In short, we feel that when something tries to ape us we feel it is trying to trick us.
Acceptance through Discoverability
Wheeler says that the process of whether human interaction with technology becomes successful is called Discoverability – it’s basically how humans figure out how to use tech.
Discoverability can be broken down into four component experiences; affordance establishes our relationship with an item, signifiers point us in the direction of their use, constraints establish boundaries and peak capabilities, mapping enables functionality and the end feedback dictates our future use. If all conditions are met, an ongoing relationship is established – which Wheeler calls a conceptual model.
For example, a chair can provide you with a place to sit (affordance), and you note that the seat of it seems to be where you plant your backside (signifier). Once you sit down you won’t be able to move too far (constraint), the motion of sitting is pretty easy (mapping) and you’re comfortable once you sit down (feedback). So it’s likely you may use the chair again (conceptual model).
Work, damn you!
The other possible outcome to the above scenario is that one or many of the conditions isn’t satisfied, and this results in failed expectations. When this happens, we humans lose our shit. As an example, think of the door-close button on an elevator. Have you only ever pressed it once? Or, after initially pressing it and seeing nothing happen (no feedback) do you then proceed to hammer it until the elevator doors close?

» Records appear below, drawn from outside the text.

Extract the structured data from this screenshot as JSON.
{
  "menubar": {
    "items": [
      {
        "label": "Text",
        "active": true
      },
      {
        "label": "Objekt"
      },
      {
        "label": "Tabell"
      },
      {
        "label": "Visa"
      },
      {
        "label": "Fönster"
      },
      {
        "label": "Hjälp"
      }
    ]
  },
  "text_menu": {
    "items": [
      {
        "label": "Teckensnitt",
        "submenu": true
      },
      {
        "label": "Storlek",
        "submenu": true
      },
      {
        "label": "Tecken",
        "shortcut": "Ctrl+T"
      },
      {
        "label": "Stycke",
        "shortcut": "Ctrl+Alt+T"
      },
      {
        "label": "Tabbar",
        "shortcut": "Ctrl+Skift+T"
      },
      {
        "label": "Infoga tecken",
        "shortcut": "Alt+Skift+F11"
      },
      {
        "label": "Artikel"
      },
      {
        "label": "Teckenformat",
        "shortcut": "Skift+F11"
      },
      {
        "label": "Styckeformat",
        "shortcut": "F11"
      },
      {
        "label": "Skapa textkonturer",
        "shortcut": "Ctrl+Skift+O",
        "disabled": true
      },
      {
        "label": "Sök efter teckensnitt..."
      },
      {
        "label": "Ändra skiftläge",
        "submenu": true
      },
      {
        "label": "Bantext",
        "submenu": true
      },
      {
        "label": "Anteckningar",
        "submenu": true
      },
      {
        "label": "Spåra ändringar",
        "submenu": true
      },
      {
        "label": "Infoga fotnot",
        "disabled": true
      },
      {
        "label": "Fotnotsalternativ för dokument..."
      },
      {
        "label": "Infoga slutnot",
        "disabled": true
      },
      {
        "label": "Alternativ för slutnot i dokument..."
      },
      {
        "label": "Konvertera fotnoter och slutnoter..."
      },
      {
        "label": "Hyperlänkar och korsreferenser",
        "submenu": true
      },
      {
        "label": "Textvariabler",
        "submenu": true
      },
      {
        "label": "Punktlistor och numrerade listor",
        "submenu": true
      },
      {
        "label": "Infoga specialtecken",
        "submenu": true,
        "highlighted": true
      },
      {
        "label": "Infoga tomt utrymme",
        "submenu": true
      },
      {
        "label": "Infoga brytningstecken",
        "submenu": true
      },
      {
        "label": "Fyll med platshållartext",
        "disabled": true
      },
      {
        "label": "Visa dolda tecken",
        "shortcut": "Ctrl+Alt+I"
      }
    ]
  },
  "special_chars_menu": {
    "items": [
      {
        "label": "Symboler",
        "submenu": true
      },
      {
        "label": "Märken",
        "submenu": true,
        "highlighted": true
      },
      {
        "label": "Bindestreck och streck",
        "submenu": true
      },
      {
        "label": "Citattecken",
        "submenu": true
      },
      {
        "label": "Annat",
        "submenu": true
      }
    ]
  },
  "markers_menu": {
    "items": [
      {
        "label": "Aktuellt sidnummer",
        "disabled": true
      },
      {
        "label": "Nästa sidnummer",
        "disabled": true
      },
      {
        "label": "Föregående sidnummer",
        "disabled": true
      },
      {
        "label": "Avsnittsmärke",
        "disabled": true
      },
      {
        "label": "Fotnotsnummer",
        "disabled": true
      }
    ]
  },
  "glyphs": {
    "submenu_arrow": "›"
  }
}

That’s a completely human reaction – and the same thing happens with regards to software. When a program or app doesn’t behave as advertised humans react badly. Chatbots are in a higher risk category in this regard, since due to the uncanny valley effect, most of us don’t like them to begin with. This all makes bot development something of a logistical minefield for creators.
Avoiding the uncanny valley
Wheeler says, however, there are a couple of rules of thumb developers can bear in mind when creating bots that may help them in their endeavour. First, avoid uncanny behaviour; you don’t mind a bot telling you your bank balance, but you wouldn’t really want its consolations on the death of a loved one. Remorse and culpability simply aren’t believable when expressed by a bot.
Second, never make consumers start over. If an exchange between a bot and a human results in the latter having to restart an entire query process, development has failed.
A strength of personality for your bot can be an asset, depending on what field it’s deployed in. For example the developers behind Nabu, a bot deployed as a medical assistant, had a Hollywood screenwriter create an entire back story for the AI in order to deepen its interaction with patients. This helped immensely with consistency in order to build trust between the bot and the patient. Since the bot was housed in a cute cartoon-like shape, there was never any chance of patients descending into uncanny valley
Above all, Wheeler says, don’t think of bots as replacements for humans. They’re not – and at this stage that can’t be. Think of them the same way you would a calculator; the device alone is not going to progress in the field of maths, but it won’t make errors.
Take a human and a bot and you have a powerful combination. Bots aren’t replacements, they’re forced multipliers. That’s how they should be used.